Vini molto amari per lavoratrici e lavoratori di Giordano Vini e Iwb - di Loredana Sasia

Un Primo Maggio amaro e di lotta per le 45 lavoratrici e lavoratori della Giordano Vini e dell’Iwb della provincia di Cuneo. Due comunicazioni distinte ma con lo stesso epilogo: 44 licenziamenti; la Giordano Vini avvia la procedura di licenziamento collettivo per 24 lavoratrici del teleselling, mentre Iwb comunica contestualmente il trasferimento della produzione a Verona dei vini fermi da tavola, mascherando così di fatto un ulteriore licenziamento collettivo, perché diventa complicato il trasferimento di una ventina di lavoratori a 400 chilometri da casa.

Questo accade a pochi mesi dalla scissione e cessione del ramo d’azienda da parte della Giordano Vini a Iwb inerente le attività di produzione e di imbottigliamento. Durante gli incontri sindacali tenutisi a livello nazionale le aziende non hanno assunto alcun impegno occupazionale, motivazione per la quale non era stato sottoscritto alcun verbale sindacale.

Inoltre, entrambe le aziende fanno parte del più grande gruppo vitivinicolo italiano, the Italian Wine Brands Spa, una realtà quotata in borsa che continua a registrare aumenti di fatturati negli ultimi anni; un gruppo che è divenuto di rilevanza internazionale nel settore del vino, con sfide sui mercati globali; peccato che per incrementare i loro profitti ne paghi le spese la classe lavoratrice!

Enza, lavoratrice della Giordano Vini, iscritta alla Flai Cgil di Cuneo è intervenuta dal palco il Primo Maggio rappresentando le pesanti ricadute che queste decisioni comporteranno sulle 45 famiglie, molte delle quali donne monoreddito, con figli a carico, con contratti part time, ancora lontane dall’età pensionabile ma non sufficientemente giovani per avere un ricollocamento dignitoso.

Lavoratrici e lavoratori delusi, amareggiati perché per l’ennesima volta ha prevalso il profitto alla dignità delle persone. Mentre per senso di responsabilità nel periodo della pandemia le lavoratrici non si sono fermate, in quanto ritenute indispensabili, oggi tramite la semplice consegna di una lettera sono state sospese con effetto immediato.

Ma d’altronde cosa c’era da aspettarsi da un’azienda come la Giordano Vini che negli anni ha continuato ad esternalizzare attività e a delocalizzarle, passando così da un’occupazione di 500 dipendenti a 70 dipendenti? Già nel 2015 era stata proclamata una protesta dalle organizzazioni sindacali a livello territoriale a fronte di piani di esternalizzazione e dismissioni di alcuni rami d’azienda, proteste proseguite negli anni a fronte di successive analoghe comunicazioni.

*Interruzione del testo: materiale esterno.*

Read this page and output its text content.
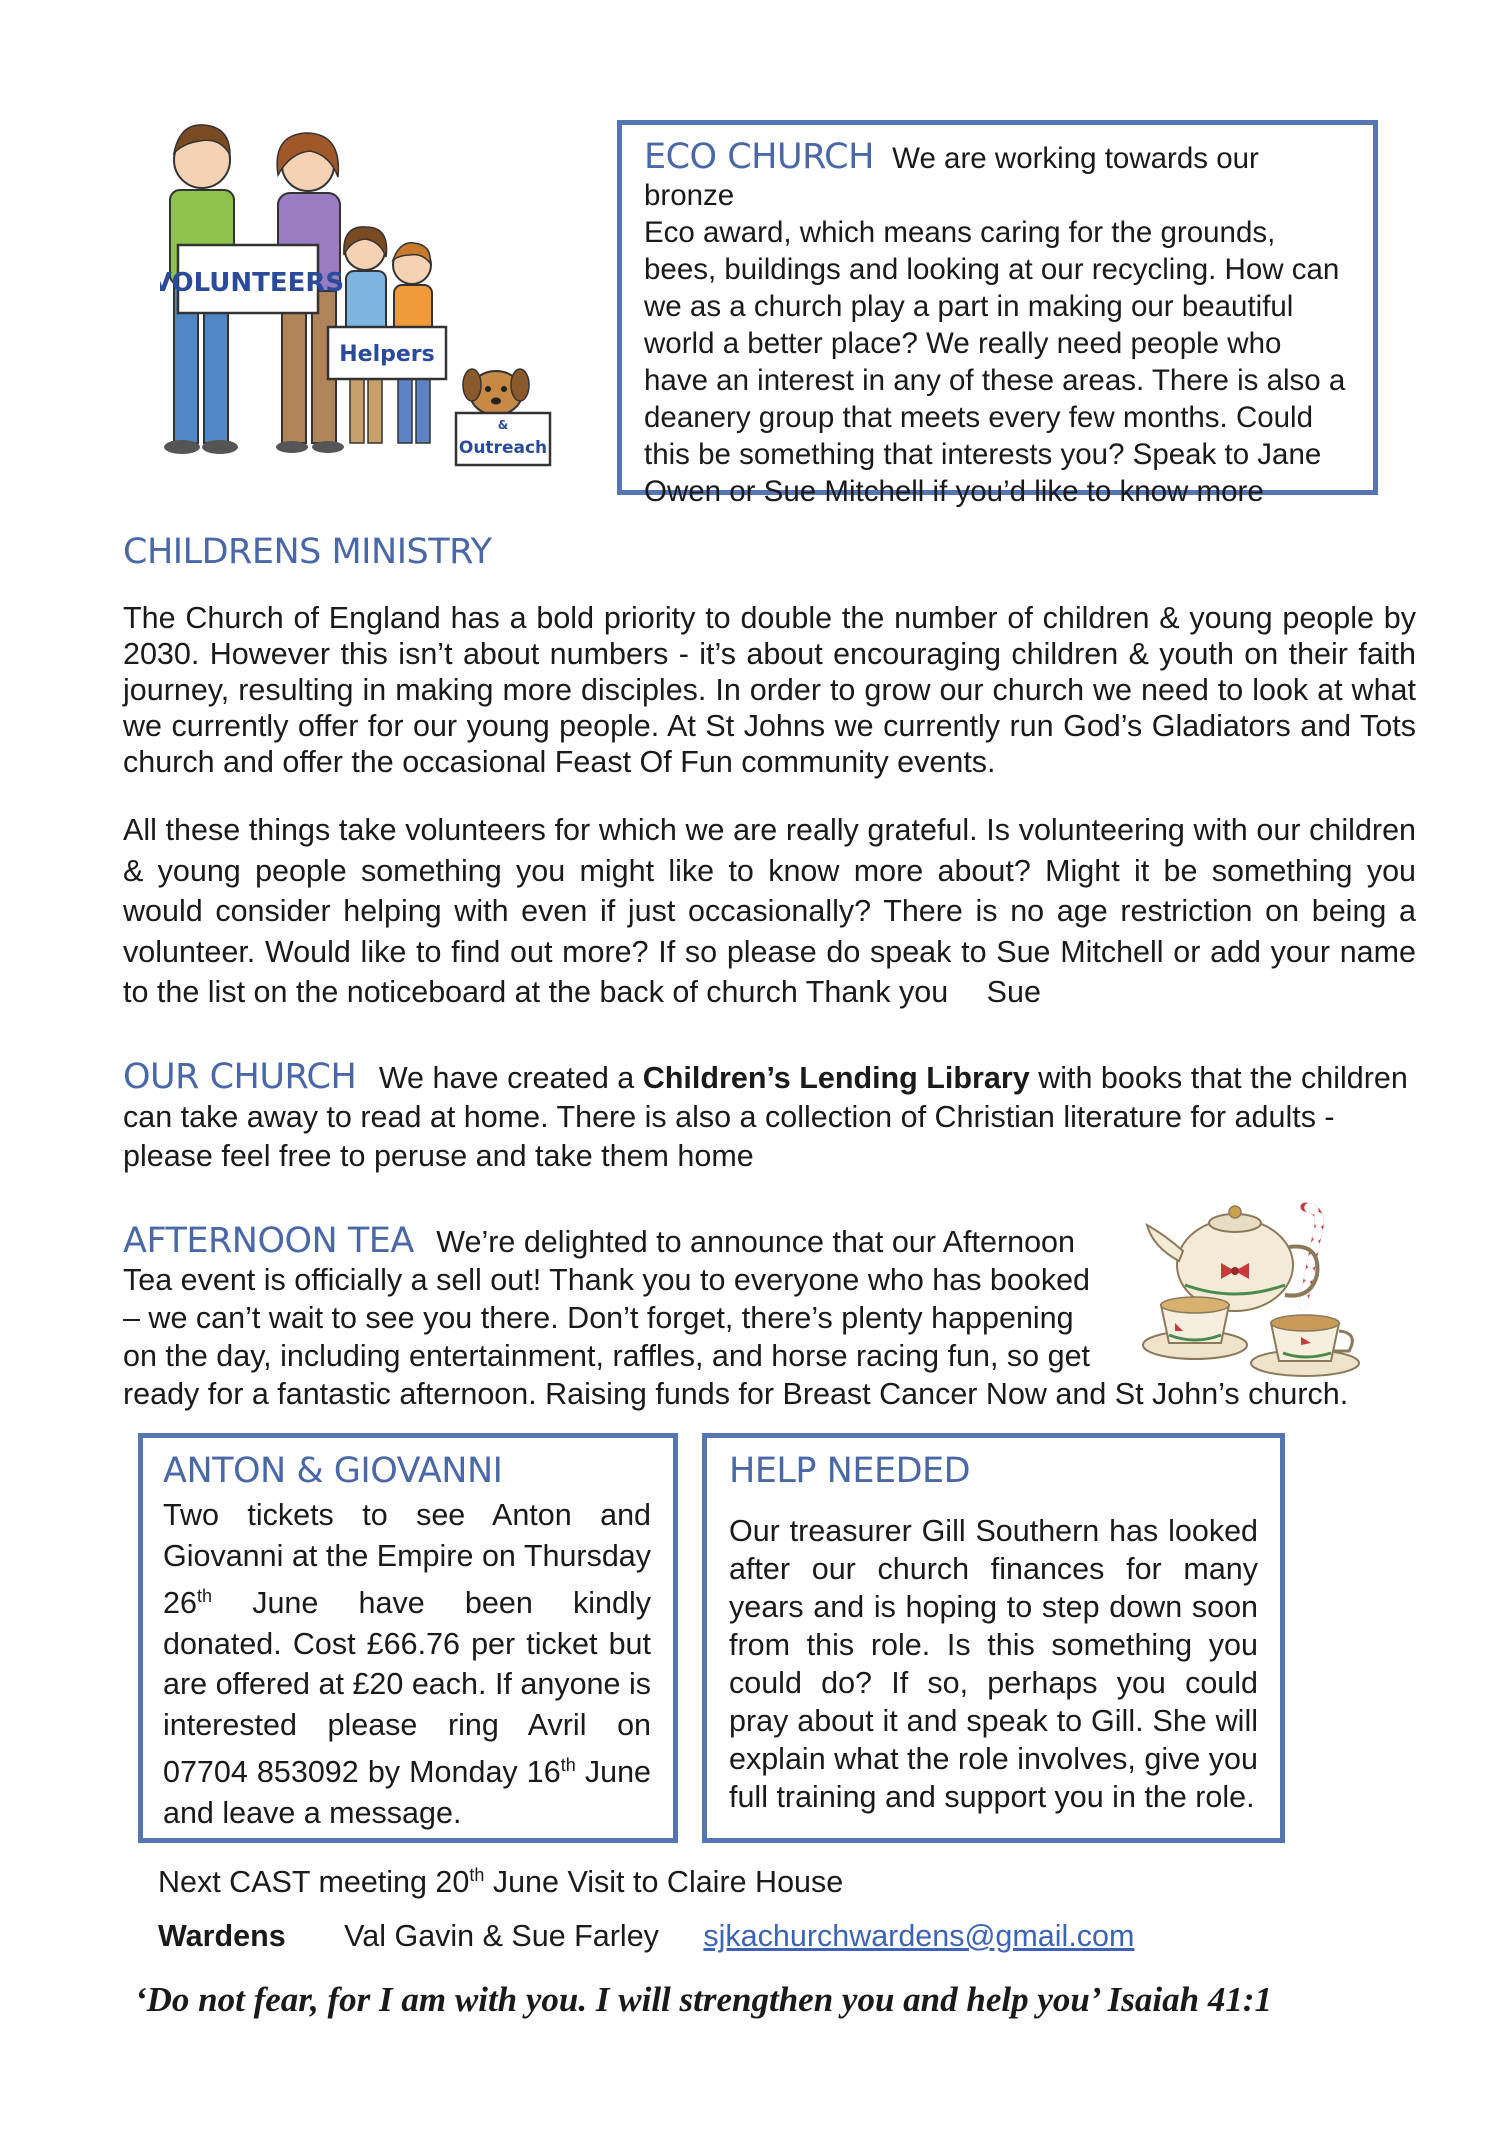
VOLUNTEERS
Helpers
&
Outreach

ECO CHURCH We are working towards our bronze
Eco award, which means caring for the grounds, bees, buildings and looking at our recycling. How can we as a church play a part in making our beautiful world a better place? We really need people who have an interest in any of these areas. There is also a deanery group that meets every few months. Could this be something that interests you? Speak to Jane Owen or Sue Mitchell if you’d like to know more

CHILDRENS MINISTRY

The Church of England has a bold priority to double the number of children & young people by 2030. However this isn’t about numbers - it’s about encouraging children & youth on their faith journey, resulting in making more disciples. In order to grow our church we need to look at what we currently offer for our young people. At St Johns we currently run God’s Gladiators and Tots church and offer the occasional Feast Of Fun community events.

All these things take volunteers for which we are really grateful. Is volunteering with our children & young people something you might like to know more about? Might it be something you would consider helping with even if just occasionally? There is no age restriction on being a volunteer. Would like to find out more? If so please do speak to Sue Mitchell or add your name to the list on the noticeboard at the back of church Thank you Sue

OUR CHURCH We have created a Children’s Lending Library with books that the children can take away to read at home. There is also a collection of Christian literature for adults - please feel free to peruse and take them home

AFTERNOON TEA We’re delighted to announce that our Afternoon
Tea event is officially a sell out! Thank you to everyone who has booked
– we can’t wait to see you there. Don’t forget, there’s plenty happening
on the day, including entertainment, raffles, and horse racing fun, so get
ready for a fantastic afternoon. Raising funds for Breast Cancer Now and St John’s church.
ANTON & GIOVANNI

Two tickets to see Anton and Giovanni at the Empire on Thursday 26th June have been kindly donated. Cost £66.76 per ticket but are offered at £20 each. If anyone is interested please ring Avril on 07704 853092 by Monday 16th June and leave a message.

HELP NEEDED

Our treasurer Gill Southern has looked after our church finances for many years and is hoping to step down soon from this role. Is this something you could do? If so, perhaps you could pray about it and speak to Gill. She will explain what the role involves, give you full training and support you in the role.

Next CAST meeting 20th June Visit to Claire House

Wardens Val Gavin & Sue Farley sjkachurchwardens@gmail.com
‘Do not fear, for I am with you. I will strengthen you and help you’ Isaiah 41:1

Ogni volta l’azienda ha spiegato che tali decisioni derivano da esigenze produttive, per razionalizzare, per efficientare sia in termini di costi che in termini di capacità produttiva … Invece noi ci siamo sempre domandati come fosse possibile conciliare le crescite economiche dichiarate dall’azienda con le dismissioni delle attività.

Negli incontri tenuti a seguito della comunicazione “l’azienda ha ribadito le proprie posizioni: le lavoratrici non rientrano nei piani aziendali e saranno lasciate a casa proponendo incentivi all’esodo”.

È stato fissato un nuovo incontro nei prossimi giorni, di fronte a una pesante ricaduta sociale ed economica sulle persone coinvolte, e sul territorio cuneese, che alimenta le preoccupazioni e l’incertezza per il futuro anche per chi rimarrà e per tutti quei lavoratori che lavorano nell’indotto.

Bisogna ridare dignità al lavoro e ai lavoratori, nel rispetto di quanto previsto dalla Costituzione per un nuovo modello di sviluppo sociale a difesa della democrazia e della libertà, in cui le persone sono il capitale necessario per lo sviluppo sostenibile di un paese.